Dès son entrée en scène Placido Domingo est accueilli par une longue ovation de la part du public qui est venu nombreux pour l’applaudir. Une salle comble à rendre jaloux certains de ses collègues, au sommet de leur art pourtant, à qui il arrive de se produire devant des demi-salles. Cet accueil chaleureux apporte une réponse cinglante à ceux qui estiment qu’il est temps que le désormais baryton prenne sa retraite. A voir la joie et l’exaltation de ces spectateurs tout au long de la soirée on se demande pourquoi il faudrait les priver de ce bonheur juste parce que ce succès agace quelques grincheux ? A peine Placido Domingo a-t-il ouvert la bouche qu’on est frappé par l’insolence vocale qu’il affiche. Non, ce n’est pas un chanteur à la voix finissante que l’on entend mais un artiste qui joue encore dans la cour des grands. Le medium, rond, puissant et chaleureux est inaltéré, le grave est sonore et le timbre, celui d’un interprète dans la plénitude de sa maturité. Même les quelques problèmes de souffle que l’on avait pu noter lors de sa précédente prestation semblent avoir disparu. Cette santé vocale est particulièrement évidente dans « Mi aldea » de Guerrero et surtout en début de seconde partie dans « Luche la fe por el triunfo » extrait de la Luisa Fernanda de Moreno-Torroba où l’on admire son legato impeccable, ses nuances subtiles et son haut-medium éclatant. L’interprète se montre tour à tour émouvant dans « Quiero desterrar » de Sotullo y Vert, poignant dans « Non puede ser » ou cajoleur dans le duo « Hace tiempo que vengo al taller ». Une prestation stupéfiante de bout en bout, sans la moindre faille vocale, que le public en délire ovationnera longuement au salut final.

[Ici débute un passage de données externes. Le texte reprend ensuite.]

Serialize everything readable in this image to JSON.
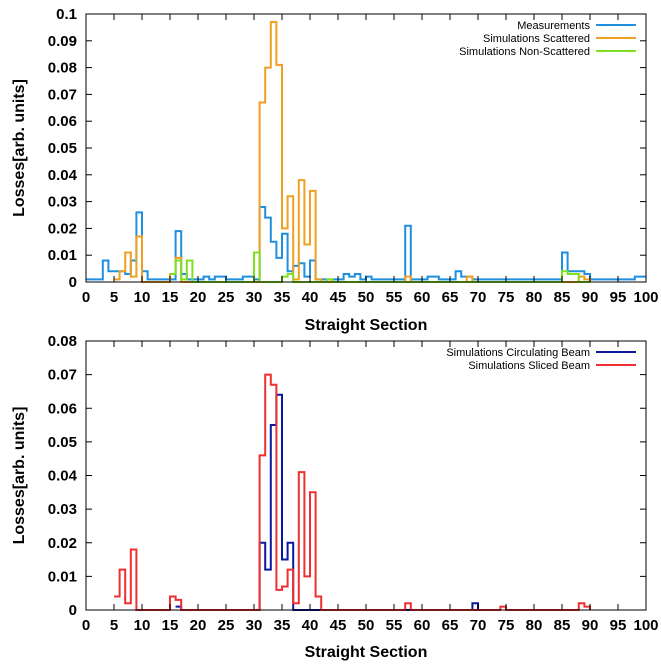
{
  "chart_data": [
    {
      "type": "line",
      "step": true,
      "title": "",
      "xlabel": "Straight Section",
      "ylabel": "Losses[arb. units]",
      "xlim": [
        0,
        100
      ],
      "ylim": [
        0,
        0.1
      ],
      "xticks": [
        0,
        5,
        10,
        15,
        20,
        25,
        30,
        35,
        40,
        45,
        50,
        55,
        60,
        65,
        70,
        75,
        80,
        85,
        90,
        95,
        100
      ],
      "yticks": [
        0,
        0.01,
        0.02,
        0.03,
        0.04,
        0.05,
        0.06,
        0.07,
        0.08,
        0.09,
        0.1
      ],
      "ytick_labels": [
        "0",
        "0.01",
        "0.02",
        "0.03",
        "0.04",
        "0.05",
        "0.06",
        "0.07",
        "0.08",
        "0.09",
        "0.1"
      ],
      "grid": false,
      "legend_position": "top-right",
      "series": [
        {
          "name": "Measurements",
          "color": "#1f8fe0",
          "points": [
            [
              0,
              0.001
            ],
            [
              2,
              0.001
            ],
            [
              3,
              0.008
            ],
            [
              4,
              0.004
            ],
            [
              7,
              0.003
            ],
            [
              8,
              0.008
            ],
            [
              9,
              0.026
            ],
            [
              10,
              0.004
            ],
            [
              11,
              0.001
            ],
            [
              16,
              0.019
            ],
            [
              17,
              0.003
            ],
            [
              18,
              0.001
            ],
            [
              21,
              0.002
            ],
            [
              22,
              0.001
            ],
            [
              23,
              0.002
            ],
            [
              25,
              0.001
            ],
            [
              28,
              0.002
            ],
            [
              30,
              0.001
            ],
            [
              31,
              0.028
            ],
            [
              32,
              0.024
            ],
            [
              33,
              0.015
            ],
            [
              34,
              0.009
            ],
            [
              35,
              0.018
            ],
            [
              36,
              0.004
            ],
            [
              37,
              0.006
            ],
            [
              38,
              0.007
            ],
            [
              39,
              0.002
            ],
            [
              40,
              0.008
            ],
            [
              41,
              0.001
            ],
            [
              46,
              0.003
            ],
            [
              47,
              0.002
            ],
            [
              48,
              0.003
            ],
            [
              49,
              0.001
            ],
            [
              50,
              0.002
            ],
            [
              51,
              0.001
            ],
            [
              57,
              0.021
            ],
            [
              58,
              0.001
            ],
            [
              61,
              0.002
            ],
            [
              63,
              0.001
            ],
            [
              66,
              0.004
            ],
            [
              67,
              0.002
            ],
            [
              69,
              0.001
            ],
            [
              72,
              0.001
            ],
            [
              76,
              0.001
            ],
            [
              85,
              0.011
            ],
            [
              86,
              0.004
            ],
            [
              89,
              0.003
            ],
            [
              90,
              0.001
            ],
            [
              98,
              0.002
            ],
            [
              100,
              0.002
            ]
          ]
        },
        {
          "name": "Simulations Scattered",
          "color": "#f0a020",
          "points": [
            [
              5,
              0.001
            ],
            [
              6,
              0.004
            ],
            [
              7,
              0.011
            ],
            [
              8,
              0.002
            ],
            [
              9,
              0.017
            ],
            [
              10,
              0
            ],
            [
              15,
              0.003
            ],
            [
              16,
              0.009
            ],
            [
              17,
              0
            ],
            [
              31,
              0.067
            ],
            [
              32,
              0.08
            ],
            [
              33,
              0.097
            ],
            [
              34,
              0.081
            ],
            [
              35,
              0.02
            ],
            [
              36,
              0.032
            ],
            [
              37,
              0.001
            ],
            [
              38,
              0.038
            ],
            [
              39,
              0.014
            ],
            [
              40,
              0.034
            ],
            [
              41,
              0.001
            ],
            [
              42,
              0
            ],
            [
              57,
              0.002
            ],
            [
              58,
              0
            ],
            [
              68,
              0.002
            ],
            [
              69,
              0
            ],
            [
              88,
              0.002
            ],
            [
              89,
              0.001
            ],
            [
              90,
              0
            ]
          ]
        },
        {
          "name": "Simulations Non-Scattered",
          "color": "#7fe020",
          "points": [
            [
              15,
              0.003
            ],
            [
              16,
              0.008
            ],
            [
              17,
              0.001
            ],
            [
              18,
              0.008
            ],
            [
              19,
              0
            ],
            [
              30,
              0.011
            ],
            [
              31,
              0
            ],
            [
              35,
              0.002
            ],
            [
              36,
              0.003
            ],
            [
              37,
              0
            ],
            [
              43,
              0.001
            ],
            [
              44,
              0
            ],
            [
              85,
              0.004
            ],
            [
              86,
              0.003
            ],
            [
              88,
              0
            ],
            [
              90,
              0
            ]
          ]
        }
      ]
    },
    {
      "type": "line",
      "step": true,
      "title": "",
      "xlabel": "Straight Section",
      "ylabel": "Losses[arb. units]",
      "xlim": [
        0,
        100
      ],
      "ylim": [
        0,
        0.08
      ],
      "xticks": [
        0,
        5,
        10,
        15,
        20,
        25,
        30,
        35,
        40,
        45,
        50,
        55,
        60,
        65,
        70,
        75,
        80,
        85,
        90,
        95,
        100
      ],
      "yticks": [
        0,
        0.01,
        0.02,
        0.03,
        0.04,
        0.05,
        0.06,
        0.07,
        0.08
      ],
      "ytick_labels": [
        "0",
        "0.01",
        "0.02",
        "0.03",
        "0.04",
        "0.05",
        "0.06",
        "0.07",
        "0.08"
      ],
      "grid": false,
      "legend_position": "top-right",
      "series": [
        {
          "name": "Simulations Circulating Beam",
          "color": "#0a1aa0",
          "points": [
            [
              16,
              0.001
            ],
            [
              17,
              0
            ],
            [
              31,
              0.02
            ],
            [
              32,
              0.012
            ],
            [
              33,
              0.055
            ],
            [
              34,
              0.064
            ],
            [
              35,
              0.015
            ],
            [
              36,
              0.02
            ],
            [
              37,
              0
            ],
            [
              69,
              0.002
            ],
            [
              70,
              0
            ]
          ]
        },
        {
          "name": "Simulations Sliced Beam",
          "color": "#ee3030",
          "points": [
            [
              5,
              0.004
            ],
            [
              6,
              0.012
            ],
            [
              7,
              0.002
            ],
            [
              8,
              0.018
            ],
            [
              9,
              0
            ],
            [
              15,
              0.004
            ],
            [
              16,
              0.003
            ],
            [
              17,
              0
            ],
            [
              31,
              0.046
            ],
            [
              32,
              0.07
            ],
            [
              33,
              0.067
            ],
            [
              34,
              0.006
            ],
            [
              35,
              0.007
            ],
            [
              36,
              0.012
            ],
            [
              37,
              0.002
            ],
            [
              38,
              0.041
            ],
            [
              39,
              0.01
            ],
            [
              40,
              0.035
            ],
            [
              41,
              0.004
            ],
            [
              42,
              0
            ],
            [
              57,
              0.002
            ],
            [
              58,
              0
            ],
            [
              74,
              0.001
            ],
            [
              75,
              0
            ],
            [
              88,
              0.002
            ],
            [
              89,
              0.001
            ],
            [
              90,
              0
            ]
          ]
        }
      ]
    }
  ]
}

A ses côté Maria Kataeva ne démérite pas. Vêtue d’une élégante robe noire et fuchsia, la cantatrice possède un timbre cuivré, une voix homogène et bien projetée ainsi qu’une belle aisance dans le registre aigu. Lauréate de plusieurs concours de chant dont Operalia, sa carrière prend de l’ampleur notamment en Allemagne. L’été dernier elle a incarné avec bonheur Isolier dans Le Comte Ory à Pesaro. Dans les duos, elle donne une réplique idoine à son partenaire notamment dans celui de Sorozábal évoqué plus haut où elle se montre mutine à souhait. La mezzo-soprano tire également son épingle du jeu dans les deux airs qui lui sont dévolus, notamment « De España vengo » que Montserrat Caballé jadis se plaisait à inscrire au programme de ses concerts, et qu’elle chante avec beaucoup d’humour en s’accompagnant avec des castagnettes.
A la tête d’un Orchestre Colonne parfois brouillon, Jordi Bernàcer propose une direction inégale, bruyante par moment, avec cependant de belles réussites comme la « Farruca » extraite du Tricorne, jouée avec panache ou l’intermezzo nostalgique de La leyenda del beso avec son solo de harpe.
On regrettera enfin une ou deux sonneries intempestives de portable pendant le concert et surtout l’incorrection de ces spectateurs qui, pour enregistrer un air, brandissent à bout de bras leurs téléphones dont la lumière éblouit les yeux et perturbe la visibilité de ceux qui sont assis derrière eux.